On the 29th of March, 2023, it was announced that the International Federation of American Football (IFAF) has been proposed by the Executive Board (EB) of the International Olympic Committee (IOC) to be approved by the IOC session for full IOC recognition in accordance with the Olympic Charter. This decision for full recognition will be made by the IOC membership during the meeting of the 140th IOC Session in Mumbai (India) from 15th to 17th October, 2023.
From the look of things, it seems that this proposal will be approved, as all the necessary requirements have been fulfilled by the Federation and this proposal met no objection from the member Federations of all the International Federations Umbrella Associations.
So far, IFAF has been operating on the provisional recognition status given to them by the IOC EB in 2013 and in a chat with Afroballers, Pierre Trochet (President of the IFAF) mentioned that:
As a provisionally recognized federation, IFAF has greatly benefitted from valuable engagement with the IOC Sport Department – and other stakeholders in the Olympic movement – as we have worked to develop our structures, statutes and operations in line with best International Federation practice.
The provisional status already granted IFAF access to specific IOC funding, development programs, meetings, seminars and other resources, as well as the opportunity to have our competitions and athletes featured in Olympic Channel programming. For example, the IFAF 2021 Flag Football World Championships in Israel were broadcast on Olympics.com. It has also enabled us to submit a proposal for the inclusion of flag football as an additional sport at the Olympic Games Los Angeles 2028, subject to full recognition being granted in October.
With a full recognition potentially coming in October, the Federation is keen on exploring the structures within the Olympic movement to further accelerate the growth of the game worldwide.

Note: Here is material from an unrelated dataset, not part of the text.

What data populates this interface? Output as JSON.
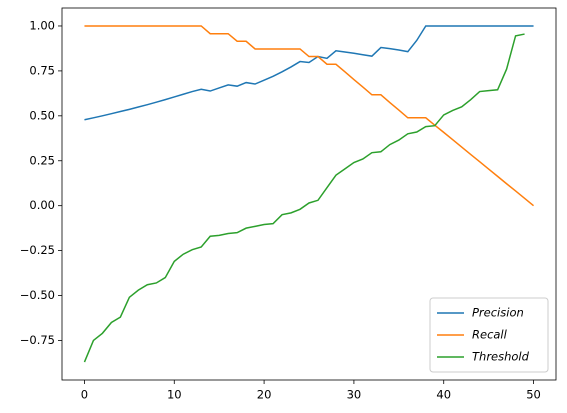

Full IOC recognition will open up opportunities for greater integration and engagement with Olympic structures at national and continental levels. This carries the potential to significantly accelerate growth across all formats of the game. It will also ensure we are in a position to propose our sport for inclusion in future Olympic Games. Most immediately, should flag football be proposed as an additional sport by the LA28 Organising Committee, it will ensure the sport is eligible to be added to the programme in 2028.” He says.
A recognition like this also affects the growth of the sport in Africa, as Africa has 17 member associations under it, however the continent is the only affiliated continent yet to have its own regional championship for world championship games. On this, Pierre Trochet says:
The biggest and most immediate impact will be seen in the event that flag football is added to the LA28 programme. In many countries, this will be key to the national federation gaining access to specific funding and performance development frameworks dedicated to Olympic sports.
It will also put the sport and our athletes in the spotlight, further enhancing our appeal to broadcasters and commercial partners. In addition, it will accelerate the development of continental competition structures – a process already underway. For example, for the first time, African countries will have the opportunity to participate in regional competition in flag football in 2023.
It is also pertinent to say that a full recognition like this, perfectly coincides with the effort of the National Football League (NFL). On June 21 2022, the NFL organized its first official event in Ghana, which saw the NFL highlight the contributions of its African players, introduce the sport to the next generation of fans and look to activate in other African countries in the future.
This full recognition presents an opportunity for the IFAF to deepen their already strong partnership with the NFL, for further growth initiatives in Africa. On this Pierre Trochet says:
“More generally, full IOC recognition will consolidate a long-term commitment to strengthening the place of American football in the Olympic Movement. This is the focus of the partnership between IFAF and the National Football League (NFL), which shares our commitment and has identified Africa as a priority development region. Most recently we have seen this partnership in action in Kenya, where our national federation, the Kenya Federation of American Football (KFAF), helped run an NFL FLAG activation in collaboration with the League.
In addition to the above, it was recently announced that the NFL in partnership with the Uprise Academy – a developmental academy founded by Osi Umenyiora- will be establishing its first NFL Flag Football League in Nigeria. Flag football is a sport that is widely played in Nigeria with well established leagues like the Shitsuke Flag Football League and the Abuja Flag Football League.
This full recognition will also spark a huge interest in the game in Africa, as the major play will be to see how the continent will be adequately represented in the LA28 games, if added as a sport. If granted a full recognition status, there is a high probability that it will be added in the LA28 games, as American Football, in the form of Flag Football, is a popular sport in the United States of America, where the LA28 games will be taking place. It is therefore imperative that affiliated federations in Africa have the necessary framework to take full advantage of the opportunities that comes as a result of this full recognition and also, instill confidence to stakeholders that might be interested in the development of the sport in Africa. On this, Pierre Trochet says:
We plan to provide guidance to all our member federations on how to leverage opportunities that may arise from the IOC Session in October. It would be premature to do so in advance of the IOC Members’ vote.
We are optimistic of a successful outcome but highly respectful of the process and authority of the IOC Session.